(For 4 Ears 2005)
Fredy Studer è un percussionista svizzero; uno di quelli defilati e
tosti.
La sua carriera ha inizio nei primi anni settanta e si snoda idealmente fra
la A di Abercrombie e la Z di Zorn.
Ami Yoshida è una vocalist giapponese, una trentenne piccolina, minuta,
ma non fatevi ingannare; lei è una howling voice.
Una forza della natura.
Il suo è un continuo varcare le porte dell’inaudito, nel 1997
realizza il solo “Spiritual Voice”; poi si dedica alla frequentazione
di altri artisti (da ricordare il progetto Cosmos con Sachiko M).
I due si ritrovano in studio a Zurigo per la realizzazione del quarto capitolo
della serie “Duos” che ha visto Studer collaborare precedentemente
con Robyn Schulkowsky, Jin Hi Kim, Joëlle Léandre, Dorothea
Schürch; Dj M. Singe.
Ora è il turno della piccola giapponese.
Un vero colpo di fulmine fra i due.
La Yoshida si contorce e soffoca, trattiene l’urlo ancorato al suolo e si produce
in una serie di vocal noises al limite dell’umano.
Studer intorno alle asprezze vocali innalza una fitta serie di segnali ronzanti
strabilianti nella loro essenza acustica pura (nessuna digitaleria in
questo lavoro).
Drones metallici che si levano da sferragliamenti terrestri per salire, ed ancora
salire in una sorta di catarsi sonica rovinosa in quanto a bellezza.
Verrebbe da paragonare il lavoro della Yoshida alle scorribande vocali di Sainkho
Namtchylak e Phil Minton (i primi due nomi che mi passano per la
testa…); ma non ci siamo.
Teatrali richiami per animali immaginari, possessioni primordiali e passione
divorante sottopelle; conturbante e prossima (veramente) agli eccessi della
Patty Waters immensa di Song Of The One (i Love) Or Love, My Love.
Un’incantevole grazioso incubo; soffice disperazione orientale.
Studer suona, dimentica di tenere il ritmo, si affida ad aritmie tribali, lascia
sfrigolare i piatti, evoca sgretolamenti secolari pietrosi generando rombi cupissimi.

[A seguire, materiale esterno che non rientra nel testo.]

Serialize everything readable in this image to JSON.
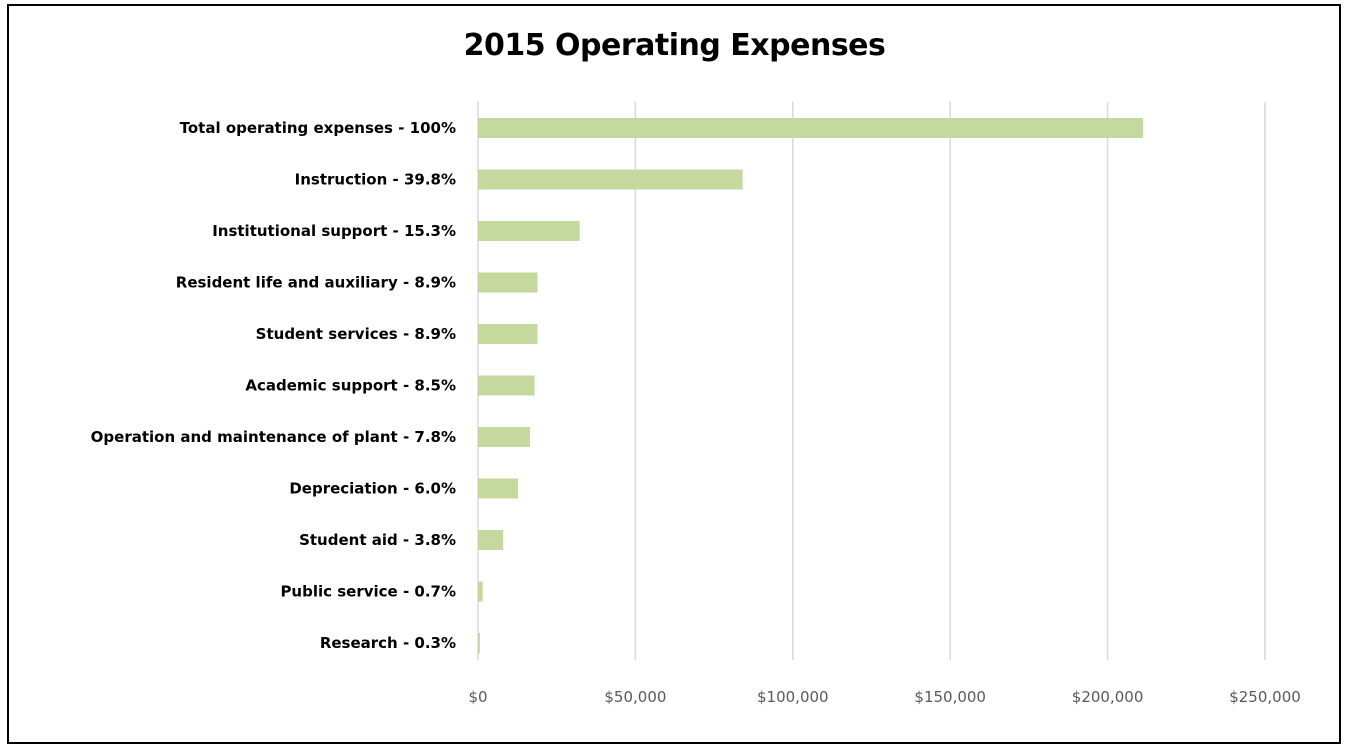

Gratta e graffia la superficie, spontaneamente indica il percorso adeguato (non
il più facile) alla più giovane Yoshida.
Gli concede il tempo di riprender fiato e flirta amabilmente con il silenzio.
Strabilia letteralmente.
Strutture istantanee preziosissime, fitti dialoghi pre verbali, metalliche,
adorabili; cascate di suono puro.
Se fosse stato generato da un gruppo (industrial? glitch?) si sarebbe gridato
al miracolo; qui invece ci sono sono soltanto due esseri umani che si confrontano
in una zona temporale limitata dialogando fittamente sull’essenziale.
Lo stordente crescendo di cymbal del Duo 22, piacerebbe a Niblock
credo, la geisha gemente rituale del Duo 23; puro deliquio sensoriale.
Da assaporare lentamente; come si farebbe con un bicchiere di veleno.
Bellissimo peregrinare ai margini dell’umano.